Uma investigação conduzida pela organização internacional Civilization Works levanta sérias acusações sobre a atuação de uma força-tarefa secreta, supostamente ligada ao Supremo Tribunal Federal (STF), com foco no monitoramento de postagens nas redes sociais após os atos de 8 de janeiro de 2023.



Segundo o material divulgado, o grupo teria sido criado por ordem do ministro Alexandre de Moraes, com o objetivo de identificar e classificar manifestantes detidos. O trabalho envolveria a análise de postagens pessoais e dados biométricos, que teriam sido acessados indevidamente através do banco de dados do Tribunal Superior Eleitoral (TSE), conhecido como GestBio.

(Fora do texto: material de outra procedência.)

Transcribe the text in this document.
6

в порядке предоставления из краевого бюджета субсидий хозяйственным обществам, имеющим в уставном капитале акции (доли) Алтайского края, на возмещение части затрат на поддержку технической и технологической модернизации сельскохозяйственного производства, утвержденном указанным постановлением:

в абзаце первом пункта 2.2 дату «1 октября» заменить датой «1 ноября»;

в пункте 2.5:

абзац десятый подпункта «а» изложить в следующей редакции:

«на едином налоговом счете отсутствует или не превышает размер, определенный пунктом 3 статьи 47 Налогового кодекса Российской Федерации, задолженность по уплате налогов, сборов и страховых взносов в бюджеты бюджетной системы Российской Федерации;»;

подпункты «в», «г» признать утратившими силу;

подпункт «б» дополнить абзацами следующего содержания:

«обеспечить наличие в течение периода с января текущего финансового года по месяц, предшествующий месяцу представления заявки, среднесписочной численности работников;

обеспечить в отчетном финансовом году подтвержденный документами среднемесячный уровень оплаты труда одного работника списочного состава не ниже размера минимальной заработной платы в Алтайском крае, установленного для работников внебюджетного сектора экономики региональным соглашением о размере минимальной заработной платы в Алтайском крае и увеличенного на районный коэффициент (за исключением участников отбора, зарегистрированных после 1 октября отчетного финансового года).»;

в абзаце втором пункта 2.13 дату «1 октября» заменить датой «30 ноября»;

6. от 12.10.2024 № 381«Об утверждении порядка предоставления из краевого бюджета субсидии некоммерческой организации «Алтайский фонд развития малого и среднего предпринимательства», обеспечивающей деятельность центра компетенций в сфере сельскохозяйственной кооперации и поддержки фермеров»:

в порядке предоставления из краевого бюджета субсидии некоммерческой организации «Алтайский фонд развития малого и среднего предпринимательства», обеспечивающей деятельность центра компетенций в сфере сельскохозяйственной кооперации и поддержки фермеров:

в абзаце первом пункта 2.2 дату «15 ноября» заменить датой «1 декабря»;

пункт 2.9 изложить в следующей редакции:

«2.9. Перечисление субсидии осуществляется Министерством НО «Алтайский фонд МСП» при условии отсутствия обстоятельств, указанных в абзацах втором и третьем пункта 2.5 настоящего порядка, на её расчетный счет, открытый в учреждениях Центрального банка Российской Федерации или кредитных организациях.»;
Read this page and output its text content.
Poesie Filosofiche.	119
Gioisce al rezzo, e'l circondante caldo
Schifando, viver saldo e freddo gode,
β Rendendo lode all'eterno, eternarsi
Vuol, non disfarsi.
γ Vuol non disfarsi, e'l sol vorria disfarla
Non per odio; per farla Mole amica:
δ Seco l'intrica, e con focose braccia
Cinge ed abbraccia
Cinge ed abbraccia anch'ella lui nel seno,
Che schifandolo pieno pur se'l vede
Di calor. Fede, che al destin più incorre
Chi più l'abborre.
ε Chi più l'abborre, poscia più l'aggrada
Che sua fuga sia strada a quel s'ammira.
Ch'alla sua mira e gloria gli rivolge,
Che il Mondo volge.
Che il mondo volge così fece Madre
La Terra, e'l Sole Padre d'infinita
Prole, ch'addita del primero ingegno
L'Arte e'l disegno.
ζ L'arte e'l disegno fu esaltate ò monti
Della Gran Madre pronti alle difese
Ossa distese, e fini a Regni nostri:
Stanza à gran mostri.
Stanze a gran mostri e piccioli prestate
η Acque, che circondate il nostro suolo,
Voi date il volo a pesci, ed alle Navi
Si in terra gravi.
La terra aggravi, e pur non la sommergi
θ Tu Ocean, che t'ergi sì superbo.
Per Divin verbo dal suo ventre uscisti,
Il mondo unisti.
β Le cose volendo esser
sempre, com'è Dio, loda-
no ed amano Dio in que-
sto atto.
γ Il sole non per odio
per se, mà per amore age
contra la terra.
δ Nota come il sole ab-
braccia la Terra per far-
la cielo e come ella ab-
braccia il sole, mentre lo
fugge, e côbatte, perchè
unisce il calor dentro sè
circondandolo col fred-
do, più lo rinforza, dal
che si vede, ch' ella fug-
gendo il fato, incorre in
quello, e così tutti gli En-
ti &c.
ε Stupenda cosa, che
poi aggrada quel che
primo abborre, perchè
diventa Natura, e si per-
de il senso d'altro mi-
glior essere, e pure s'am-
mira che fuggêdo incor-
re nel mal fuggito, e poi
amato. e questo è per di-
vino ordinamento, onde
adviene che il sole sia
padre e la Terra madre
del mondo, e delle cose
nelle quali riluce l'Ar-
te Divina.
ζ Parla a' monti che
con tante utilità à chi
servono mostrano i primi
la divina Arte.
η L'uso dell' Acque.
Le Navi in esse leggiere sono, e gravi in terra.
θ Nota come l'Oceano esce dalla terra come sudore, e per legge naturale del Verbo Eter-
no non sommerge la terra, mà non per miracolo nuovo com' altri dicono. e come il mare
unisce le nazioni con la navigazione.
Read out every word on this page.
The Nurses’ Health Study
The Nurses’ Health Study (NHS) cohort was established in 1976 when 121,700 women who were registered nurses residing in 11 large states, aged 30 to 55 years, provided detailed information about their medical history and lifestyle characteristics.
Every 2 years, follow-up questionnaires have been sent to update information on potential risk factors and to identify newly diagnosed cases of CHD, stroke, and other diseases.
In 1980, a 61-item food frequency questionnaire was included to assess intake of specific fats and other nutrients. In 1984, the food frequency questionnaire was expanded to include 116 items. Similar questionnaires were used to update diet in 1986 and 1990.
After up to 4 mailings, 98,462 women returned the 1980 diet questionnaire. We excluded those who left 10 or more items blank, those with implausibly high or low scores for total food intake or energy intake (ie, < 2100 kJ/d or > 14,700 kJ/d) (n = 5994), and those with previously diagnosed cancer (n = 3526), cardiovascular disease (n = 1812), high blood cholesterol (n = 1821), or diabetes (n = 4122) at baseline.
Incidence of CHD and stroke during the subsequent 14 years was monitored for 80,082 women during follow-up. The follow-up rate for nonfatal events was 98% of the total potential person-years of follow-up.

A denúncia ganhou repercussão após o jornalista americano Michael Shellenberger divulgar trechos de mensagens atribuídas a membros da equipe de Moraes. Entre os citados está Eduardo Tagliaferro, atual chefe da unidade antidesinformação do TSE, e Kusahara, apontado como coordenador da suposta operação.
Práticas questionadas
O relatório da Civilization Works afirma que os dados coletados foram utilizados para classificar os detidos em dois grupos: “positivos”, que permaneceriam presos, e “negativos”, com possibilidade de soltura. O material também indica que muitas prisões foram mantidas com base apenas em postagens nas redes sociais, sem evidência de participação direta em crimes.
Além disso, a investigação afirma que não houve o devido processo legal em diversos casos, levantando preocupações sobre violações a direitos fundamentais e o uso político do sistema judiciário.
Sem resposta oficial
Até o momento, nem o Supremo Tribunal Federal nem o Tribunal Superior Eleitoral comentaram oficialmente sobre o relatório ou as acusações feitas. O caso segue repercutindo nas redes sociais e gerando debates sobre os limites entre segurança institucional, liberdade de expressão e legalidade das ações do Judiciário.